Menitrazepam

Identifiers
- IUPAC name 5-(cyclohexen-1-yl)-1-methyl-7-nitro-3H-1,4-benzodiazepin-2-one;
- CAS Number: 28781-64-8;
- PubChem CID: 189875;
- ChemSpider: 164902;
- UNII: 1243654WZK;
- CompTox Dashboard (EPA): DTXSID60182957 ;

Chemical and physical data
- Formula: C_{16}H_{17}N_{3}O_{3}
- Molar mass: 299.330 g·mol^{−1}
- 3D model (JSmol): Interactive image;
- SMILES O=N(C1=CC=C2C(C(C3=CCCCC3)=NCC(N2C)=O)=C1)=O;
- InChI InChI=1S/C16H17N3O3/c1-18-14-8-7-12(19(21)22)9-13(14)16(17-10-15(18)20)11-5-3-2-4-6-11/h5,7-9H,2-4,6,10H2,1H3; Key:CMFUDRPCXZQTOM-UHFFFAOYSA-N;

= Menitrazepam =

Chemical compound

Menitrazepam is a drug which is a benzodiazepine derivative. It is similar in structure to tetrazepam and nimetazepam, with the 7-chloro group of tetrazepam replaced by nitro.
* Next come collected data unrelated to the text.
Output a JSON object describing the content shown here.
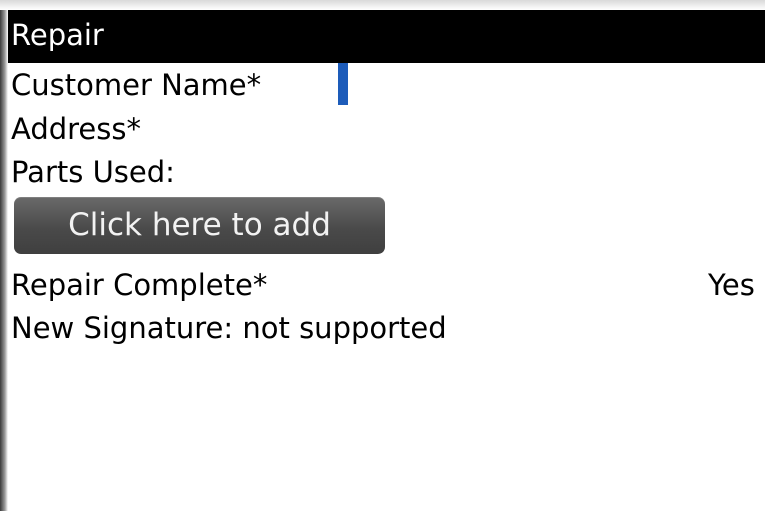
{
  "window": {
    "title": "Repair"
  },
  "form": {
    "customer_name_label": "Customer Name*",
    "customer_name_value": "",
    "address_label": "Address*",
    "parts_used_label": "Parts Used:",
    "add_parts_button_label": "Click here to add",
    "repair_complete_label": "Repair Complete*",
    "repair_complete_value": "Yes",
    "signature_label": "New Signature: not supported"
  },
  "colors": {
    "titlebar_background": "#000000",
    "titlebar_text": "#ffffff",
    "cursor": "#1d5cba",
    "button_background": "#4f4f4f",
    "button_text": "#f2f2f2"
  }
}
It is a hypnotic agent used in the treatment of insomnia, and therefore has strong sedative, anticonvulsant, muscle relaxant, and anxiolytic actions like those of other hypnotic benzodiazepines. Menitrazepam is a good oral hypnotic agent, however, delay in the time for peak plasma levels to reach their maximum brings into question the benefit of menitrazepam for the treatment of insomnia when compared to other hypnotics. Typically, the sleep inducing properties of hypnotics occur within 0.5 hours. In some cases, as with temazepam and nitrazepam, strong hypnotic effects can be felt 15 to 20 minutes after oral ingestion.